It was a cold and crisp November morning, late in the firearms season, when I mounted my stand. The ladder steps were frosted over and the metal slick as I ascended the fifteen feet to my perch. A hard frost had come in overnight, and as I looked up through the tree canopy, the stars were afire against the black backdrop of sky.
The wind was nonexistent and the woods around me eerily quiet, dawn still a half hour away. It was a perfect morning for deer hunting — and not just any deer, but the buck I’d been after for several seasons.
I had logged countless hours scouting the ridge he called home, and the pile of dead trail camera batteries proved just how uncanny he was at slipping past me every step of the way. This year, however, I finally caught him on camera. He was everything I had hoped for and more. My anticipation climbed as the sun twinkled over the ridge and I prepared to start a rattling sequence.

I heard him coming from 200 yards away, snapping branches and breaking through icy puddles below my spot on the hill. My heart was pumping hard — it felt as though it was lodged in my throat. The big buck stepped over the edge of a drop-off, just 75 yards in front of me, into a thick concentration of bramble and deadfall.

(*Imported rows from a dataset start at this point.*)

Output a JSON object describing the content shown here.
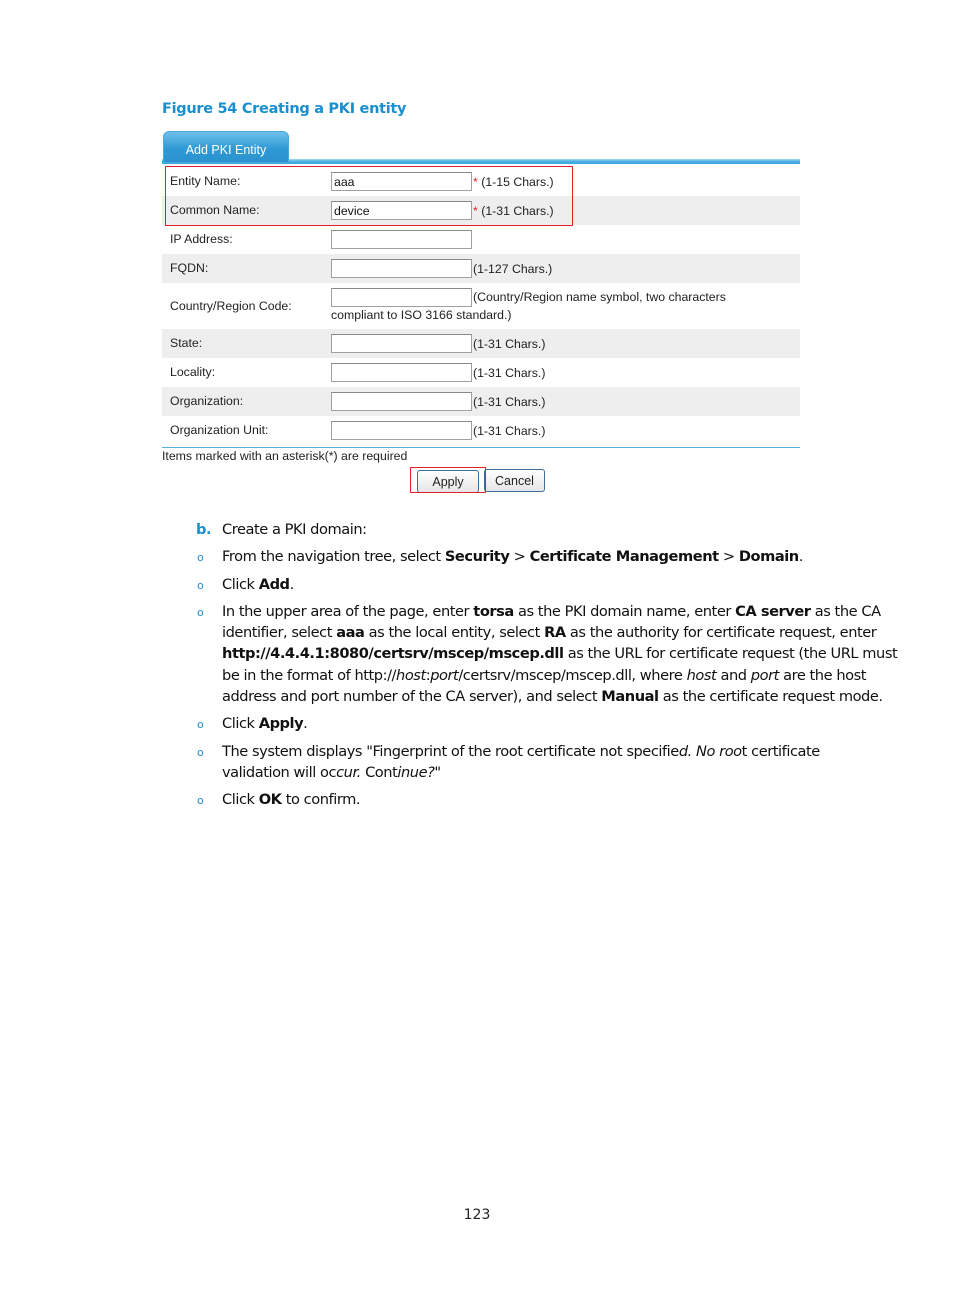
{
  "figure": {
    "caption": "Figure 54 Creating a PKI entity"
  },
  "ui": {
    "tab_label": "Add PKI Entity",
    "fields": [
      {
        "label": "Entity Name:",
        "value": "aaa",
        "required": true,
        "hint": "(1-15 Chars.)"
      },
      {
        "label": "Common Name:",
        "value": "device",
        "required": true,
        "hint": "(1-31 Chars.)"
      },
      {
        "label": "IP Address:",
        "value": "",
        "required": false,
        "hint": ""
      },
      {
        "label": "FQDN:",
        "value": "",
        "required": false,
        "hint": "(1-127 Chars.)"
      },
      {
        "label": "Country/Region Code:",
        "value": "",
        "required": false,
        "hint": "(Country/Region name symbol, two characters",
        "hint_cont": "compliant to ISO 3166 standard.)"
      },
      {
        "label": "State:",
        "value": "",
        "required": false,
        "hint": "(1-31 Chars.)"
      },
      {
        "label": "Locality:",
        "value": "",
        "required": false,
        "hint": "(1-31 Chars.)"
      },
      {
        "label": "Organization:",
        "value": "",
        "required": false,
        "hint": "(1-31 Chars.)"
      },
      {
        "label": "Organization Unit:",
        "value": "",
        "required": false,
        "hint": "(1-31 Chars.)"
      }
    ],
    "asterisk": "*",
    "required_note": "Items marked with an asterisk(*) are required",
    "apply_label": "Apply",
    "cancel_label": "Cancel",
    "accent_color": "#2f9ad6",
    "highlight_color": "#e0202a"
  },
  "steps": {
    "letter": "b.",
    "heading": "Create a PKI domain:",
    "bullet_glyph": "o",
    "items": [
      {
        "parts": [
          {
            "t": "From the navigation tree, select "
          },
          {
            "t": "Security",
            "b": true
          },
          {
            "t": " > "
          },
          {
            "t": "Certificate Management",
            "b": true
          },
          {
            "t": " > "
          },
          {
            "t": "Domain",
            "b": true
          },
          {
            "t": "."
          }
        ]
      },
      {
        "parts": [
          {
            "t": "Click "
          },
          {
            "t": "Add",
            "b": true
          },
          {
            "t": "."
          }
        ]
      },
      {
        "lines": [
          [
            {
              "t": "In the upper area of the page, enter "
            },
            {
              "t": "torsa",
              "b": true
            },
            {
              "t": " as the PKI domain name, enter "
            },
            {
              "t": "CA server",
              "b": true
            },
            {
              "t": " as the CA"
            }
          ],
          [
            {
              "t": "identifier, select "
            },
            {
              "t": "aaa",
              "b": true
            },
            {
              "t": " as the local entity, select "
            },
            {
              "t": "RA",
              "b": true
            },
            {
              "t": " as the authority for certificate request, enter"
            }
          ],
          [
            {
              "t": "http://4.4.4.1:8080/certsrv/mscep/mscep.dll",
              "b": true
            },
            {
              "t": " as the URL for certificate request (the URL must"
            }
          ],
          [
            {
              "t": "be in the format of http://"
            },
            {
              "t": "host",
              "i": true
            },
            {
              "t": ":"
            },
            {
              "t": "port",
              "i": true
            },
            {
              "t": "/certsrv/mscep/mscep.dll, where "
            },
            {
              "t": "host",
              "i": true
            },
            {
              "t": " and "
            },
            {
              "t": "port",
              "i": true
            },
            {
              "t": " are the host"
            }
          ],
          [
            {
              "t": "address and port number of the CA server), and select "
            },
            {
              "t": "Manual",
              "b": true
            },
            {
              "t": " as the certificate request mode."
            }
          ]
        ]
      },
      {
        "parts": [
          {
            "t": "Click "
          },
          {
            "t": "Apply",
            "b": true
          },
          {
            "t": "."
          }
        ]
      },
      {
        "lines": [
          [
            {
              "t": "The system displays \"Fingerprint of the root certificate not specifie"
            },
            {
              "t": "d. No roo",
              "i": true
            },
            {
              "t": "t certificate"
            }
          ],
          [
            {
              "t": "validation will oc"
            },
            {
              "t": "cur.",
              "i": true
            },
            {
              "t": " Cont"
            },
            {
              "t": "inue?",
              "i": true
            },
            {
              "t": "\""
            }
          ]
        ]
      },
      {
        "parts": [
          {
            "t": "Click "
          },
          {
            "t": "OK",
            "b": true
          },
          {
            "t": " to confirm."
          }
        ]
      }
    ]
  },
  "page_number": "123"
}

All I could see was his head, neck and a short section of his back. I eased my rifle up and put the crosshairs on the neck and waited. He appeared to be looking for the young bucks he heard fighting. Not seeing them, he hung up and wouldn’t come any closer.
It was decision time — risk the heavy cover fouling the shot or hope for another opportunity.

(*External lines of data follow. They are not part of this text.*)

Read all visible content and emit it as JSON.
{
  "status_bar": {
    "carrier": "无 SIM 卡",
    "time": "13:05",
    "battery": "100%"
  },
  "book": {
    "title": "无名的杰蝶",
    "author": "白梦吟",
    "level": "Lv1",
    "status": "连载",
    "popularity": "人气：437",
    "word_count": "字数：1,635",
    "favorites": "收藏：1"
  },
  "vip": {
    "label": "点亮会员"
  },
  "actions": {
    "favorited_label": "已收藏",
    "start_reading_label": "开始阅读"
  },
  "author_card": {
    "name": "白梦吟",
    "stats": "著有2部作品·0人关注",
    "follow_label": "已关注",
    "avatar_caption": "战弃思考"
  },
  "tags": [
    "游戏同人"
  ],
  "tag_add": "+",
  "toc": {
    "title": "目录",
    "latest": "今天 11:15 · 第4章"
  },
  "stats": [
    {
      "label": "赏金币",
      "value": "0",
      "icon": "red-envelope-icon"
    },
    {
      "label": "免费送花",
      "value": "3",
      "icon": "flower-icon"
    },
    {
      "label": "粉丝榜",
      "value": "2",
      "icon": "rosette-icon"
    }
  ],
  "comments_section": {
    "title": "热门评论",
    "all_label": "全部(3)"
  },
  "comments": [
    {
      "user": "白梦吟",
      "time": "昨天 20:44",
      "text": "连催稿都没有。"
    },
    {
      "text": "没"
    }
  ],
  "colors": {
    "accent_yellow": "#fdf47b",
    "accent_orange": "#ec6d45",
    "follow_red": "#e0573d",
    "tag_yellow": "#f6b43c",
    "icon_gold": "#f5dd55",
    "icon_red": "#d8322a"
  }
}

Would I ever get another chance? Would I ever see him in daylight again? A million thoughts raced through my mind in the blink of an eye.
I fired — and missed. The buck turned slowly and made his way back down the ridge before I could cycle the bolt for a follow-up.
Two days later, my hunting partner Harley was feeling under the weather and stayed in camp. His stand was roughly 600 yards north of mine. I hunted my stand until around 10, then got down and still hunted around the bottom of the ridge and back up to Harley’s stand, planning to spend the afternoon there.
I pulled the trail camera card on my way through, figuring I’d check it back at camp that evening. Sure enough, that buck walked right by Harley’s stand at 10 a.m. — striking a pose for the camera. To this day, I’m convinced he was taunting us.
This was the day that buck earned the nickname “Sneaky Pete”.
Over the next two seasons, I kept adjusting my setup, trying to zero in on the best possible ambush spot. No matter what I did, Sneaky Pete was always one step ahead. I’d hear him slip past me before first light one day, then move to the opposite side of the trail the next — only for him to switch sides again that evening.

That buck found a way every day to thread the needle between multiple stands and blinds — both mine and Harley’s. We could hear him, but he was like a ghost.
We told the story of Sneaky Pete at every deer camp at Tucker Ridge, and I challenged my clients to match wits with him. Many hunters tried, but all failed.
Sneaky Pete would skirt past, grunt at a hunter and be gone like the wind. One client, after not seeing a buck for three days, decided to bring his shotgun that morning and take advantage of the abundance of partridge in the area. It was a huge mistake. When he reached the overgrown apple orchard he had been flushing grouse from every morning on his way to the deer stand, who do you think was standing there 50 yards away? Sneaky Pete — high, wide and handsome, and hanging out with a few does.
After three seasons, the legend of Sneaky Pete was firmly cemented in deer hunting lore at Tucker Ridge. Even though I haven’t seen him on camera the past two years, we still talk about him to this day.
Based on his size and age, I am sure he is gone now, and that saddens me. Not because I didn’t capitalize on the one and only opportunity any hunter ever had at taking him, but because I know I’ll never have the chance to dance with him again.